Le communiqué insiste sur un point précis : NIDIS est « développé en France » et garantit à ses utilisateurs une maîtrise complète de leurs données. Les clients restent libres de choisir leurs propres outils de supervision et de traitement, sans dépendance à une plateforme cloud imposée par le fournisseur du capteur. Cet argument, désormais quasi systématique dans les communications des acteurs français de l’IoT et de la cybersécurité, répond à une préoccupation grandissante des opérateurs d’infrastructures critiques (eau, énergie, sites industriels sensibles) face au risque que des données de surveillance transitent par des solutions étrangères soumises à des législations extraterritoriales.

Le projet a par ailleurs bénéficié d’un prêt Innovation Bpifrance de 400 000 euros, signe que la banque publique d’investissement continue d’irriguer ce segment de niche, situé au croisement de la cybersécurité physique, de l’IoT industriel et de la protection des infrastructures dites vitales, un secteur où la France cherche depuis plusieurs années à réduire sa dépendance à des fournisseurs non européens.

Un maillon d’un écosystème plus large

Le lancement de NIDIS s’ajoute à une série d’initiatives françaises visant à équiper les opérateurs d’infrastructures sensibles d’outils de détection et de supervision nationaux, alors que les autorités multiplient les alertes sur les risques d’espionnage, de sabotage ou d’intrusion visant des sites stratégiques.

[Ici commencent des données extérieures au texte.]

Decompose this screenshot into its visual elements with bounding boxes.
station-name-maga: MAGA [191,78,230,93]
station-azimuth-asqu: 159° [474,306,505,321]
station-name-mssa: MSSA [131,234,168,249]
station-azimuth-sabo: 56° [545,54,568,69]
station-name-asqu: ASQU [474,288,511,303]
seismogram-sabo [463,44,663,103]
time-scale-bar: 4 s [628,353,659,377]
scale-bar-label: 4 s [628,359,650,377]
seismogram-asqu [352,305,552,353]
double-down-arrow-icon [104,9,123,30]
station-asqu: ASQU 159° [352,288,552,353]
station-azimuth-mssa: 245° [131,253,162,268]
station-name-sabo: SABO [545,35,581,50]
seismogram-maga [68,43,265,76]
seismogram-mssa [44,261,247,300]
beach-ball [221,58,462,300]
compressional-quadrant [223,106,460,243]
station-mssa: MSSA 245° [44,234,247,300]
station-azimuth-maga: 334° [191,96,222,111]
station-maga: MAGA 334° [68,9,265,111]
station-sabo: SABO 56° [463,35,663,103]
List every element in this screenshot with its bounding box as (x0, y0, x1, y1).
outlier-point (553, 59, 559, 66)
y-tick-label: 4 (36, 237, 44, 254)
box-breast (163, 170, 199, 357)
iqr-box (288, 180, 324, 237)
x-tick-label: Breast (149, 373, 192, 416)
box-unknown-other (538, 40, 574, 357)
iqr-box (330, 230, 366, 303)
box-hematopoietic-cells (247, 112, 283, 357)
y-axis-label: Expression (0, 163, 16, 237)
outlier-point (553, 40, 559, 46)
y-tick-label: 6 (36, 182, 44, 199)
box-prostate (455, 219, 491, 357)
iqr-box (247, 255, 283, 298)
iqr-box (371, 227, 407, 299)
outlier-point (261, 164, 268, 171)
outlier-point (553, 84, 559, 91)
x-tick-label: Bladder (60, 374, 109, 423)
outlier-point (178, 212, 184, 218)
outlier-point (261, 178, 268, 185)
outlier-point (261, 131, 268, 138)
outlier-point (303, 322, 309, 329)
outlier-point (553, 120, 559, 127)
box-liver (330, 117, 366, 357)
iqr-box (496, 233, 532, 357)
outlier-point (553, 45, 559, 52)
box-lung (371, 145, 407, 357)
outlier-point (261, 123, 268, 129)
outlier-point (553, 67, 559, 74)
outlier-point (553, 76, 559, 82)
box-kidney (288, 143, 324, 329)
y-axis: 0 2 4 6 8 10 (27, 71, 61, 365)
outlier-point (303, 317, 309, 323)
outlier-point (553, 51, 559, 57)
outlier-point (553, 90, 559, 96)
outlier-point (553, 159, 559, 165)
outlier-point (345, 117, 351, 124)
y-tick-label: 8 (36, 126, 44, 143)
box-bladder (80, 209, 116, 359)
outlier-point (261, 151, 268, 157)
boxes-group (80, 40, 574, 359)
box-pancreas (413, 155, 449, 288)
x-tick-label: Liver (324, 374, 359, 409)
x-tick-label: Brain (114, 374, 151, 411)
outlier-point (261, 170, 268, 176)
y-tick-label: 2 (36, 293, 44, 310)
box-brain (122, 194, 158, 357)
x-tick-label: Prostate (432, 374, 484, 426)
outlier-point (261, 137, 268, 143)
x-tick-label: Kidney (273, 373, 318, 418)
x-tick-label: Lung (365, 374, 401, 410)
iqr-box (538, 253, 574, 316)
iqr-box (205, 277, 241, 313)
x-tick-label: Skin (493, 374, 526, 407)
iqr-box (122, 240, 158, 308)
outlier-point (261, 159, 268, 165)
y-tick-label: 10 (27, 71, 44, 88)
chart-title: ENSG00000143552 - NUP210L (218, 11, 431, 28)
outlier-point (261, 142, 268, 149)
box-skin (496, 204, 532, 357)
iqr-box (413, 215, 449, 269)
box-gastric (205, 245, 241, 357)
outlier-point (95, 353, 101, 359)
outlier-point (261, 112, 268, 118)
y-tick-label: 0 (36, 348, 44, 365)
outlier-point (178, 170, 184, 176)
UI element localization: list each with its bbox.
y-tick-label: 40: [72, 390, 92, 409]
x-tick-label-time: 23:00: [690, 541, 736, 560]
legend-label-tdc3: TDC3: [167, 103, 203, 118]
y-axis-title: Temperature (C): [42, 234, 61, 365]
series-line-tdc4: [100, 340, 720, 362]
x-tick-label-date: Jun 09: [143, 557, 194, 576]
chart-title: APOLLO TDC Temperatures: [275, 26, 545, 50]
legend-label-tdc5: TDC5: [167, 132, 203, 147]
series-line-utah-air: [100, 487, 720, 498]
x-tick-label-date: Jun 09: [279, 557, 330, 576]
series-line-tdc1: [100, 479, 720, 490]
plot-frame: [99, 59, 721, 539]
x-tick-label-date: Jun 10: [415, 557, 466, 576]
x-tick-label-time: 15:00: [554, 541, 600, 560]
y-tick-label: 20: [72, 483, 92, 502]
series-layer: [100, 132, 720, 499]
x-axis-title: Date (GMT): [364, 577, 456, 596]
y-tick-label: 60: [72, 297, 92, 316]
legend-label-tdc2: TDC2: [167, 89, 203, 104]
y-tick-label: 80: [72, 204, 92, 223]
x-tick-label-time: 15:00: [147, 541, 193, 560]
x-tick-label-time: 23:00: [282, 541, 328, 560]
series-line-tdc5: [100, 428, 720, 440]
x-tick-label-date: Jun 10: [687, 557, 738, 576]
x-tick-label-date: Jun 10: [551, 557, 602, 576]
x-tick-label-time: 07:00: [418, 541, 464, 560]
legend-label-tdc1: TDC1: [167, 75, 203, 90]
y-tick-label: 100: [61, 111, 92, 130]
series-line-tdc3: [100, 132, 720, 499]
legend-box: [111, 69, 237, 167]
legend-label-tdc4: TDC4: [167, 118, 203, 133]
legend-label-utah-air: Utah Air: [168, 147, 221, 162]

Si le montant du financement Bpifrance reste modeste au regard des enjeux, il illustre la méthode privilégiée par la puissance publique pour ce type de technologies : soutenir des PME cotées, déjà positionnées sur les marchés de défense, plutôt que de dépendre exclusivement de grands groupes ou de solutions importées.

Pour Logic Instrument, l’enjeu commercial est également clair. L’entreprise mise sur NIDIS pour élargir son offre vers les collectivités, les opérateurs d’infrastructures et les gestionnaires de sites naturels ou patrimoniaux, des marchés potentiellement plus vastes que sa base historique dans l’informatique durcie militaire. Aucune date de commercialisation précise n’a été communiquée à ce stade, ni de tarification. L’entreprise devra désormais convertir cette annonce technique en contrats concrets pour confirmer la trajectoire de croissance annoncée pour 2026.